Most studies were observational studies. Meta-analysis was not performed on individual patient data.
DES use in patients with eGFR <60 mL/min/1.73 m(2) is associated with a reduced rate of repeat revascularization and myocardial infarction without increased risk of stent thrombosis. The true effect of DESs versus BMSs on mortality needs to be confirmed by randomized controlled trials.
估算肾小球滤过率(eGFR)降低是经皮冠状动脉介入治疗后死亡和随后发生心脏事件的强烈预测因素。在该人群中,药物洗脱支架(DESs)与裸金属支架(BMSs)的安全性和疗效尚未得到充分评估。
系统评价和荟萃分析。
研究涉及比较 eGFR <60 mL/min/1.73 m2的患者中 DESs 与 BMSs 的临床结局。排除了仅涉及 ST 段抬高型心肌梗死患者的研究。

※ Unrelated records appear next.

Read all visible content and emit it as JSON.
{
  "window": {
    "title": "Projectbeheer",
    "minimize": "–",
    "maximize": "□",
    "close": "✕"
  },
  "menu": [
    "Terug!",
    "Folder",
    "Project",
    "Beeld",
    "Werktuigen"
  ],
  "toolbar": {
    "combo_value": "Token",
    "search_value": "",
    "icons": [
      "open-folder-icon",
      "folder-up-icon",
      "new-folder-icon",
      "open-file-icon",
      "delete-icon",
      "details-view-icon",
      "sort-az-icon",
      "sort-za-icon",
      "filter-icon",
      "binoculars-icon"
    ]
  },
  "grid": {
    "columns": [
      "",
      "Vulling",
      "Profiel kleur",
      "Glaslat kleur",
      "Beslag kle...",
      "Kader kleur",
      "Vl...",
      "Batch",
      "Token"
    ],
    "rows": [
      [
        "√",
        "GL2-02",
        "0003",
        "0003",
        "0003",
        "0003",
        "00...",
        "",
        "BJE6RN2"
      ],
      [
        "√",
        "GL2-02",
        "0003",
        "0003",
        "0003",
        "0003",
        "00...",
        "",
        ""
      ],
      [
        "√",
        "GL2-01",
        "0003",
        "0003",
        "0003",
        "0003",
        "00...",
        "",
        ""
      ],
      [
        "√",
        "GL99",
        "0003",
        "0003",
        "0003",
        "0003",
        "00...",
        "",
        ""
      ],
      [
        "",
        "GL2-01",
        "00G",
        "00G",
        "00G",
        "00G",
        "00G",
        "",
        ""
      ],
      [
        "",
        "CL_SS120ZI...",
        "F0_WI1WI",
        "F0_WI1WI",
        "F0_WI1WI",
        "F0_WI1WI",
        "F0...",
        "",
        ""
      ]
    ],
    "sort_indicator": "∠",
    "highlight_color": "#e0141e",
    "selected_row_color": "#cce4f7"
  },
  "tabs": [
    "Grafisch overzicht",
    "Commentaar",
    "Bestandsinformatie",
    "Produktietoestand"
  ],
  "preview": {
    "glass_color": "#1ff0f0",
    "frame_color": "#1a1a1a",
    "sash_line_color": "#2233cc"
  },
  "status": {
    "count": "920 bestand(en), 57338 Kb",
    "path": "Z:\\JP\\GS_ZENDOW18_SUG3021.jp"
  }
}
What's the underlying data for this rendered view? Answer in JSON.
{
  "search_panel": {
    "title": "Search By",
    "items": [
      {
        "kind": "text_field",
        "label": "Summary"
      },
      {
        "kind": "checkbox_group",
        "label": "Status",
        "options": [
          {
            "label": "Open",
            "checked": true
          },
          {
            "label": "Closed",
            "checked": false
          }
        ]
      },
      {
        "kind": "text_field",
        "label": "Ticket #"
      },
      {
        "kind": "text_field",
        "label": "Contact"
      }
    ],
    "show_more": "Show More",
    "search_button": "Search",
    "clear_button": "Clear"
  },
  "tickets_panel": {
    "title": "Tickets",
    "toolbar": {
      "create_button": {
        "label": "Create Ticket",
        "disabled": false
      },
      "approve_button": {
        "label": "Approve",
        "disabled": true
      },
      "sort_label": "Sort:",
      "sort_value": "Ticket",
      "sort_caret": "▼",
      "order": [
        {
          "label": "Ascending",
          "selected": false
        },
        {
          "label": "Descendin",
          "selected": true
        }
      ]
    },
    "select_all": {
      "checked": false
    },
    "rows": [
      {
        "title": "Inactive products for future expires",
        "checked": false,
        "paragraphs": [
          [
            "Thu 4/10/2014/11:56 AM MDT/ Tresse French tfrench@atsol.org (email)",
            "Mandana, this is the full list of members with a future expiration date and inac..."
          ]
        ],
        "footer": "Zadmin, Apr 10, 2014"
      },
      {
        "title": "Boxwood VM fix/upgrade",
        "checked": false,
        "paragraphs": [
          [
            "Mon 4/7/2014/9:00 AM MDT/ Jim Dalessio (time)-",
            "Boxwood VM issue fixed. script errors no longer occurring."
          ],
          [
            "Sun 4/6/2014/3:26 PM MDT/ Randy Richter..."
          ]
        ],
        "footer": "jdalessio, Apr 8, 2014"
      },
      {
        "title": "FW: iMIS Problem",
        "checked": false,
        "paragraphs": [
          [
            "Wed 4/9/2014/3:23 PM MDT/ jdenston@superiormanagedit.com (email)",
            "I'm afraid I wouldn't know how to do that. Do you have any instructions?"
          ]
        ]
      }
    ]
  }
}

2002 年至 2013 年期间,在 MEDLINE(Ovid)、EMBASE 和 Cochrane 图书馆数据库中搜索比较 eGFR <60 mL/min/1.73 m2的患者中 DESs 与 BMSs 的研究。
DES 与 BMS 植入。
死亡率、再次血运重建、心肌梗死和支架血栓形成。
纳入了 26 项比较研究,共 66840 例患者的数据。与 BMS 相比,DES 与再次血运重建(OR,0.61;95%CI,0.50-0.74;P < 0.001)和心肌梗死(OR,0.85;95%CI,0.79-0.92;P < 0.001)显著减少,支架血栓形成无差异(OR,0.72;95%CI,0.46-1.12;P = 0.1)。DESs 降低死亡率的优越性也得到了证明(OR,0.77;95%CI,0.65-0.90;P = 0.01)。DESs 相对于 BMSs 的生存获益在随机对照试验或调整后的观察性研究与未经调整的观察性研究相比有所减弱。
大多数研究为观察性研究。未对个体患者数据进行荟萃分析。
在 eGFR <60 mL/min/1.73 m2的患者中使用 DES 可降低再次血运重建和心肌梗死的发生率,而支架血栓形成的风险无增加。DESs 与 BMSs 对死亡率的实际影响需要通过随机对照试验来证实。